第四部 エレジアの黒い天秤

プロローグ

 幻影都市アストラルムは、創設以来、最も穏やかで、希望に満ちた時代を迎えていた。

 黒い水晶のように凝り固まっていた最後の『記憶の残滓レムナント』も完全に消え去り、街を彩る幻影は、まるで生まれたての赤子のように、清らかで安定した輝きを放っている。

 都市の誰もが、この平和が永遠に続くと信じ始めていた。


 だが、浄化は、終わりを意味してはいなかった。

 それは、世界の歴史という、より大きな物語の始まりを告げる鐘の音だった。

 これまでアストラルムを外界から隔絶していた魔法的な霧は、浄化が完了したことで、その役目を終えたかのように、ゆっくりと晴れ始めていた。

 歴史の地図から消えていた幻影の都市が、数百年ぶりに、その姿を世界に現したのだ。

 ◇


 エレジア王国の王都。

 宰相執務室の窓から差し込む朝日が、机に広げられた大陸地図を照らしていた。

 若き宰相カイル・ヴァーミリオンは、北西の海域を指でなぞりながら、目の前の報告書から顔を上げた。

「…間違いないか」

「はっ。我が国の測量船及び、複数の商船からの報告が一致しております。これまで航行困難とされていた海域の霧が晴れ、巨大な島と、そこに存在する未確認の都市が姿を現した、と」

 老齢の側近の言葉に、カイルは深く息を吐いた。

 彼の脳裏に、数年前に「世界の病」の調査で密かに訪れた、あの不可思議な都市の光景が蘇る。

「アストラルム…」

 その名を呟くと、執務室の空気がわずかに揺らいだように感じられた。

「宰相閣下。評議会の重鎮方は、これを新たな脅威と捉えております。正体不明の独立都市国家、それも高度な錬金術を有するとなれば、下手に刺激せぬが上策かと…」

「脅威か」

 カイルは、窓の外に広がる王都の街並みを見つめた。

「あるいは、希望かもしれん」

 彼は、執務室の壁に掛けられた、大陸を蝕む「世界の病」の汚染分布図に視線を移した。

 竜の解放後、「世界の病」は確実に薄まってはいる。

 だが、その傷跡は、いまだ大陸の至る所に、癒えぬ古傷のように残っていた。

「世界の病は、まだ完全には癒えていない。民の心にも、土地にも、その澱は残っている。だが、あの都市だけが、あの閉ざされた島だけが、驚異的な速さで完全な浄化を成し遂げた。彼らの幻影安定化技術は、我々が失った古代の叡智そのものだ。脅威として遠ざけるには、あまりに惜しい」

 カイルは、机の上の書類の山から、一枚の羊皮紙を取り出した。それは、彼が以前アストラルムで入手した、アゼル・クレメンスによる論文の写しだった。

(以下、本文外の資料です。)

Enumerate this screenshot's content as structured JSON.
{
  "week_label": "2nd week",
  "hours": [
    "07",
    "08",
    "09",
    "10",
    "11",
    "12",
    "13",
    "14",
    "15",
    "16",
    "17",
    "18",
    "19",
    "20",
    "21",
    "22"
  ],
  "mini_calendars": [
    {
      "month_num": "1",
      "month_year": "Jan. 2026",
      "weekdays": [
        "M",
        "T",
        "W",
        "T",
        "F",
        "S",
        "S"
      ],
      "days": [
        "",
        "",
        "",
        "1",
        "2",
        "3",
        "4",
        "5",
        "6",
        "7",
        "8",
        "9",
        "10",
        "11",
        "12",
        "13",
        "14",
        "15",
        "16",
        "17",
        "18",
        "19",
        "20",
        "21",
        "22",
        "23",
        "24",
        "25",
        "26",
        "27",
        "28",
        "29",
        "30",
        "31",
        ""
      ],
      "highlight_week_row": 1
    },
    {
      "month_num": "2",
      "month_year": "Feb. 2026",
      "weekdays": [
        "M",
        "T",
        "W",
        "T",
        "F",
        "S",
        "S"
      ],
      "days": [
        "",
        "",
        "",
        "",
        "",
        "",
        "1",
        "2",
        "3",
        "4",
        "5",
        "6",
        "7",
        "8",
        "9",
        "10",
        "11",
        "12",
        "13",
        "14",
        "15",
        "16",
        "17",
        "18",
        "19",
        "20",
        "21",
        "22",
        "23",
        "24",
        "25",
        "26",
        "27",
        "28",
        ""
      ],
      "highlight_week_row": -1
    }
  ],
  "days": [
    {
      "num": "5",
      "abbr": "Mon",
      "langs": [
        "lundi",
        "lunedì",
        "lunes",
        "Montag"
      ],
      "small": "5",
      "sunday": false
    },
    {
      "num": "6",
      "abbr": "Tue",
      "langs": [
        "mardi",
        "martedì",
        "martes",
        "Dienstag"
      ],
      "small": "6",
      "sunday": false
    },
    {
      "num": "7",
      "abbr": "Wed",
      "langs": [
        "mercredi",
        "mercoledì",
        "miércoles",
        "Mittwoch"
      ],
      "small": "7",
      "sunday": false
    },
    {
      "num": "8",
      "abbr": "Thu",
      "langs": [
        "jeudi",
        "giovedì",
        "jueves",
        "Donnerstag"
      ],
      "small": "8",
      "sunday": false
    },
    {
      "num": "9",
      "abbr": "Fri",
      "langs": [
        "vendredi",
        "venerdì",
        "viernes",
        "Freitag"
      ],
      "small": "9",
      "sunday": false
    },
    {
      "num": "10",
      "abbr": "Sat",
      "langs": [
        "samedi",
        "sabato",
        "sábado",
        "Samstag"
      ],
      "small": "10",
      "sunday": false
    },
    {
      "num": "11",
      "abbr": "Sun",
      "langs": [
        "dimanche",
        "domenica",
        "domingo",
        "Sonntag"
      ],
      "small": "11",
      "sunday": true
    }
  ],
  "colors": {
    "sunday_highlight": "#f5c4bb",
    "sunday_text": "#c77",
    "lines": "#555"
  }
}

「それに、あの都市には、私と同じ言語を話す男がいる」

 彼は決意を固めた。

「直ちに、使節団を編成する。全権大使は、アンブロワーズ・ヴァロワに。目的は、威嚇でも、牽制でもない。対等な立場での、友好と国交の樹立だ。この大陸の真の夜明けのためには、彼らの力が必要になる」

 カイルのその決断が、二つの運命を、再び引き寄せることになるとは、まだ誰も知らなかった。


 アゼルとリリアの、都市を救うための旅は、皮肉にも、都市そのものを、大陸の歴史という巨大な天秤の上へと乗せることになった。